The two versions of the life of Pope Sergius II in the Liber pontificalis. Anti-Frankish feeling in Rome after Louis II’s expedition of 844

From Firenze University Press Book: Networks of bishops, networks of texts

University of Florence
3 min readMay 15, 2023

Maddalena Betti, University of Venice Ca’ Foscari

The Liber pontificalis consists of a sequence of biographies of the bishops of Rome, composed either step by step when the pontiff was still alive, or immediately after his death1 , with the exception of those biographies included in the first writing stage dating back to the first half of the sixth century.

These lives follow a predetermined form and are characterized by clear parallelisms in structure and content. However, each of them stands out for its peculiarities. Identifying and studying these peculiarities in the sections reserved for the narration of historical events, allows us to grasp the point of view put forward in the Lateran palatium. In practice, this meant the group of clerics and high-ranking lay people who held the most prestigious positions of the articulated and complex Roman pontifical administrative machine.

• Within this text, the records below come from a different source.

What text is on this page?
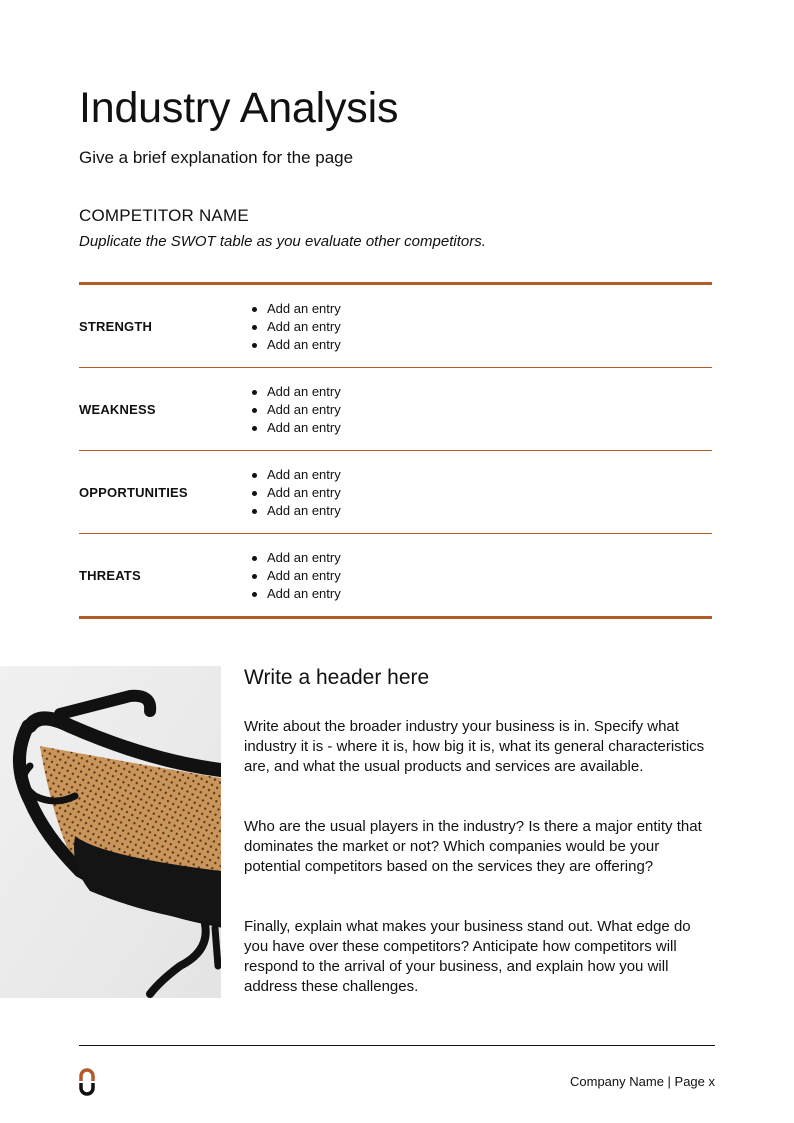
Industry Analysis
Give a brief explanation for the page
COMPETITOR NAME
Duplicate the SWOT table as you evaluate other competitors.
STRENGTH
Add an entry
Add an entry
Add an entry
WEAKNESS
Add an entry
Add an entry
Add an entry
OPPORTUNITIES
Add an entry
Add an entry
Add an entry
THREATS
Add an entry
Add an entry
Add an entry
Write a header here

Write about the broader industry your business is in. Specify what industry it is - where it is, how big it is, what its general characteristics are, and what the usual products and services are available.

Who are the usual players in the industry? Is there a major entity that dominates the market or not? Which companies would be your potential competitors based on the services they are offering?

Finally, explain what makes your business stand out. What edge do you have over these competitors? Anticipate how competitors will respond to the arrival of your business, and explain how you will address these challenges.

Company Name | Page x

Nevertheless, it is necessary to keep in mind that each single life is also an individual part of a book which, despite its complex genesis, was indeed conceived as a whole, with its own precise internal logic.

The Liber pontificalis, out together by the officers employed at the scrinium and the vestararius, was in fact tasked with establishing the official memory of the papal party, represented a multifunctional memory provided for both internal purposes in the palatium and also intended for the external public. It was therefore a text aimed at those wishing to know the history of the papacy itself as an institution over time, that of the prestigious Roman churches which were the destination of pilgrimages, and finally that of the city of Rome, proud of its past, and its protagonists, the latter included the popes, but also the clergy, the aristocrats and the Roman people. It is difficult to establish whether the authors of the individual lives were all equally aware of the value of the work they were contributing to augment — to produce not only administrative information but also a coherent attempt to interpret events in a long-term historical perspective. What is certain is that they consciously followed a precise path, traced by their predecessors through the elaboration and repetition of the same format, which was rigid but allowed for variations.

The contents analysis of a single life is therefore appropriate, though it is also necessary to consider the whole series of biographies among which it is situated. Thus, my investigation of the life of Sergius II starts from a comparison with the papal biographies belonging to the last editorial phase of the Liber Pontificalis, that devoted to the ninth-century popes, with particular attention being paid to the lives preceding it and the ones immediately following it.